If I had been keeping a diary of this process it would be exactly seven pages long, and I would have written one word in capital letters on each page:
Because it’s true! If it’s not abundantly clear by now, we do not know what we’re doing. We are utter, total buffoons. I had thought that making remodeling design choices would come easy to me — I do, after all, have a litany of opinions — but it has been anything but.
I’d go on Pinterest or Houzz for tile or cabinet or color inspiration, but scrolling through photos felt like repeatedly getting hit in the face with a hammer. Millions of women are seemingly able to “brainstorm” “ideas” on a “visual pinboard” but it turns out I would rather set fire to my own pants while wearing them. The beau and I would go into a home supply store and I had to restrain myself from kicking over a display stand, collapsing on the floor, and weeping. It physically hurt. Thinking about how things were supposed to “go” together physically hurt me. I did not know this would be a problem before we started!

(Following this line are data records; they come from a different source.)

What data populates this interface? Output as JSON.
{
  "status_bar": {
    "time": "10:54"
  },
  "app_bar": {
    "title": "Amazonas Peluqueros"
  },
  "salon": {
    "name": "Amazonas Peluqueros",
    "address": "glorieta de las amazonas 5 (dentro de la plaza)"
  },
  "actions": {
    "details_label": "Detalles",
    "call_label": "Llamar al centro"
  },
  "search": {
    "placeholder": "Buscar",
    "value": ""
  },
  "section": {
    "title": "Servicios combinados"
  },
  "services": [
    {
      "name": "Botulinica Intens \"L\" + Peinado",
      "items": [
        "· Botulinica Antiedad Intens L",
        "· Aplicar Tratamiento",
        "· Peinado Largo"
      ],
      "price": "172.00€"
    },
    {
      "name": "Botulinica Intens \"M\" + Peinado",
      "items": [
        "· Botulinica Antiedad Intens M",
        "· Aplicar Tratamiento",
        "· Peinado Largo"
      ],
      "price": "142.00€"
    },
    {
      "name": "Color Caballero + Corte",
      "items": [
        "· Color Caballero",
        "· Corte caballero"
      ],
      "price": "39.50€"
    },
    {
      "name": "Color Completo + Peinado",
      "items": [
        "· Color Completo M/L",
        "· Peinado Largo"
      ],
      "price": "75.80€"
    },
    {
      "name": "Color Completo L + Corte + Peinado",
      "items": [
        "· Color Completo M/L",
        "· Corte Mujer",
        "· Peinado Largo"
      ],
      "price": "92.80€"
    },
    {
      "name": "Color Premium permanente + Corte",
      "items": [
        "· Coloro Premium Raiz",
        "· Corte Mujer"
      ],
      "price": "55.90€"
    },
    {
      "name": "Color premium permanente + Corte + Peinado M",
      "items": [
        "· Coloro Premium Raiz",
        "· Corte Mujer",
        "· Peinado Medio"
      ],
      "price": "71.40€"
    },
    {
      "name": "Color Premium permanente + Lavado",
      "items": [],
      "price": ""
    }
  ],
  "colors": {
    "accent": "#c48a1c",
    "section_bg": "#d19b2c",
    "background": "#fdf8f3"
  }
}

Still, I like to think that at base level we are reasonably competent people and that this will shine through in the finished result. I haven’t set the bar high, by any means. All I’m aiming for is for visitors to walk into our house and think, “hey, this is only sort of terrible!” But I worry we have bad taste and we just don’t know it. I worry we are those people that future owners will look back on in disgust while undoing all our work.
I worry that all of our decisions have been wrong. I worry that our house will grow up and turn to a life of crime as a result. I can just see it now: phone pressed against my ear; the house in a bright orange prison jumpsuit; a thick plate of plastic glass between us. “Why did you do it?” I’ll quietly sob into the receiver. “It was the hardware you picked out for the kitchen cabinets,” the house will coldly reply, eyes empty and hard. “It was the hardware. You picked out. For the kitchen cabinets.”
But hey. I mean, what can you do? As a houseparent you can only do your best. Even if that means ruining everything forever.